Greenbrier "remains open to conversations with Mr. Icahn about a possible combination" with Icahn-controlled American Railcar Industries Inc. (ARII) that would result in an "amalgamation" of the two management teams, he said.
However, Furman reiterated that St. Charles, Mo.-based ARIIs $597-million, $22-per-share bid in December seriously "undervalued" Greenbrier. He pointed out that he has personally purchased Greenbrier shares at $25 per share and holds more than 2 million shares of the companys stock. Greenbriers common shares, which were selling Tuesday on the New York Stock Exchange at less than $18 per share, havent sold above $25 since March 2012, according to NYSE data.
In particular, he said the offer ignored the value of Greenbriers diversified business model as opposed to ARIIs, which Lake Oswego, Ore.-based Greenbrier has suggested is overly dependent on tank cars.
Greenbrier also noted this week that is ramping up output in the hot tank car market, having landed orders for more than 4,200 railcars of all types valued at more than $430 million. This includes 1,250 "higher-margin" tank cars, valued collectively at about $160 million, since the companys fiscal year began Sept. 1.
While the company produced approximately 1,000 tank cars in fiscal 2012, Greenbrier is targeting an annual North American build rate of around 3,800 cars this year, reaching a monthly rate of 300 cars by Aug. 31, Furman said. The company builds rail cars in the United States and Mexico.
Furman acknowledged to securities analysts that ARII is "riding high on the waves of a tank car boom" and the tank car business today is "wildly profitable." However, he argued that this wave wont last indefinitely, and Greenbriers more "diversified product mix" will pay off in the longer run.

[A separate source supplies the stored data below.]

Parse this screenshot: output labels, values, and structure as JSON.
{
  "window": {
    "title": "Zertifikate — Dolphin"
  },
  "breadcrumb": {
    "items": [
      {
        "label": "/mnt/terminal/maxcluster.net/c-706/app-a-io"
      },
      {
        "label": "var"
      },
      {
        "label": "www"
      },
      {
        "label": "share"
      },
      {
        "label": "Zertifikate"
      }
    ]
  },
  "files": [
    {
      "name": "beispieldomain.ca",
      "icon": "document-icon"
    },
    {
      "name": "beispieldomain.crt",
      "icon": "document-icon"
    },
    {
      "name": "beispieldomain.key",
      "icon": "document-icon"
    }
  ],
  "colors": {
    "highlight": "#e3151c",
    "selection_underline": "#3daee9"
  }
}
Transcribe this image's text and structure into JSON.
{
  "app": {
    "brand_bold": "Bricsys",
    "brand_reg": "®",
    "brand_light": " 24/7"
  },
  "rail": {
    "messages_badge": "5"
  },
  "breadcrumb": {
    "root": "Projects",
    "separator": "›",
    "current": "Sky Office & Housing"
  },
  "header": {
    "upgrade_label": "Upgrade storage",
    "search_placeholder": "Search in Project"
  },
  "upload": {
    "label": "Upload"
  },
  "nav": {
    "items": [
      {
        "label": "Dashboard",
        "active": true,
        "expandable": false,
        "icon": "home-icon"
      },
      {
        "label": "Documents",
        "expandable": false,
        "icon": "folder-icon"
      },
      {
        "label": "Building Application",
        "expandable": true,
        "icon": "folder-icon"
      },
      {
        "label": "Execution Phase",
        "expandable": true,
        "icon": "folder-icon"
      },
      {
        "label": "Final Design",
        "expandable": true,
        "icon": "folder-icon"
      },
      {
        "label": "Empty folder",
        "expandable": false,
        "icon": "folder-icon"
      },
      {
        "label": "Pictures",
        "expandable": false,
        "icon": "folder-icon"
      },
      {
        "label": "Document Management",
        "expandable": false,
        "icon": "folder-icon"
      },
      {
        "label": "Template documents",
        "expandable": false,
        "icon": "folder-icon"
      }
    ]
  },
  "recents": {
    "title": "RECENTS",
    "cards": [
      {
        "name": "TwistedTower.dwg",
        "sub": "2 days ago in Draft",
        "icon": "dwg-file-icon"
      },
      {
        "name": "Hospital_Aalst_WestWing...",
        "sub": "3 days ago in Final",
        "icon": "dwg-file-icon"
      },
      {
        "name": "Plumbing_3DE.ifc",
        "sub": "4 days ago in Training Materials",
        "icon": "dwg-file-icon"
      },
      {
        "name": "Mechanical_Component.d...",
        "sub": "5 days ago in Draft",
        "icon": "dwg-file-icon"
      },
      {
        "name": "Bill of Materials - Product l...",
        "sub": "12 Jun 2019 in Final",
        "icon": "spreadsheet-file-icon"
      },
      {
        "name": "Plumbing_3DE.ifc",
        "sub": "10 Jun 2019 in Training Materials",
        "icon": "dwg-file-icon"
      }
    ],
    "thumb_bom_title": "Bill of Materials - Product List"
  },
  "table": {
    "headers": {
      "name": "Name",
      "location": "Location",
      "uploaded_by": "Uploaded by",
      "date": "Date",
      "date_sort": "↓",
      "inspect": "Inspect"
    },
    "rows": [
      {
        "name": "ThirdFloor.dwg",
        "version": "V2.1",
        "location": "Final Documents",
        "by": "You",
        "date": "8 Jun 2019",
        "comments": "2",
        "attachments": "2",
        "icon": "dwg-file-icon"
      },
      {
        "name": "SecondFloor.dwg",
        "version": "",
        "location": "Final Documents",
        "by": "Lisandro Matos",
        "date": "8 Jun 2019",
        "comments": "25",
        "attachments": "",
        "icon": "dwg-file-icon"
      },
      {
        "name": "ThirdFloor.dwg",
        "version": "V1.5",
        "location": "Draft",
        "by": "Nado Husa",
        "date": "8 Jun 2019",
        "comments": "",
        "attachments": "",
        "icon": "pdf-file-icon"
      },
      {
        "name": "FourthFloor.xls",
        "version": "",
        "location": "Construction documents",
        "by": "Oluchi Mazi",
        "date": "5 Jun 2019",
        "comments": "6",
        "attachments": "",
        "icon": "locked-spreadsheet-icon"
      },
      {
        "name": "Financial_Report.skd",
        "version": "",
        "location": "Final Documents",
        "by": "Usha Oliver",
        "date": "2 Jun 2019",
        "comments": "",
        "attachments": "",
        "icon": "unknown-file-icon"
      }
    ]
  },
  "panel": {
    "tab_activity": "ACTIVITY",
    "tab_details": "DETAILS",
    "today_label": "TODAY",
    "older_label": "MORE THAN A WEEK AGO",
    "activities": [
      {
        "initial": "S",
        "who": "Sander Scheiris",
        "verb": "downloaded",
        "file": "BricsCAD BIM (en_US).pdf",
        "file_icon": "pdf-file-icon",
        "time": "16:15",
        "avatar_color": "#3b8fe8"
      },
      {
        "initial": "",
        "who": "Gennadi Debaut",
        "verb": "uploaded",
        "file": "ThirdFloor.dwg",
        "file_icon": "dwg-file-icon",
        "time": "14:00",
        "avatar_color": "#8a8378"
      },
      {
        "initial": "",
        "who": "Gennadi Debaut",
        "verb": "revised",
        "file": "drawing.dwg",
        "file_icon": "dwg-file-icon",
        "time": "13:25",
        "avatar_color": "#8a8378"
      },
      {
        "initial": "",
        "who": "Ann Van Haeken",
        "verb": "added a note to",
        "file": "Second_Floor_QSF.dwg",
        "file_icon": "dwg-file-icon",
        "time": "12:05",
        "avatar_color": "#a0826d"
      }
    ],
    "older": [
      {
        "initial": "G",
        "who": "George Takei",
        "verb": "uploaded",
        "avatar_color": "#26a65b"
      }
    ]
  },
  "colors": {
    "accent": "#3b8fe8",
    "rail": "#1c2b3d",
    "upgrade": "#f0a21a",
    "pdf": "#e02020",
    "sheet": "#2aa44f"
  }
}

Icahn has since abandoned his takeover attempt and has sold most of his 9.9-percent stake in Greenbrier (amm.com, Dec. 28).
The company reported net income of $10.4 million for the fiscal first quarter ended Nov. 30, down 28.2 percent from $14.5 million in same year-ago period, despite revenue that rose 4.3 percent to $415.4 million from $398.2 million. This was due principally to a decline in deliveries of new rail cars, although the average per-unit sales price was higher than in the year-ago quarter.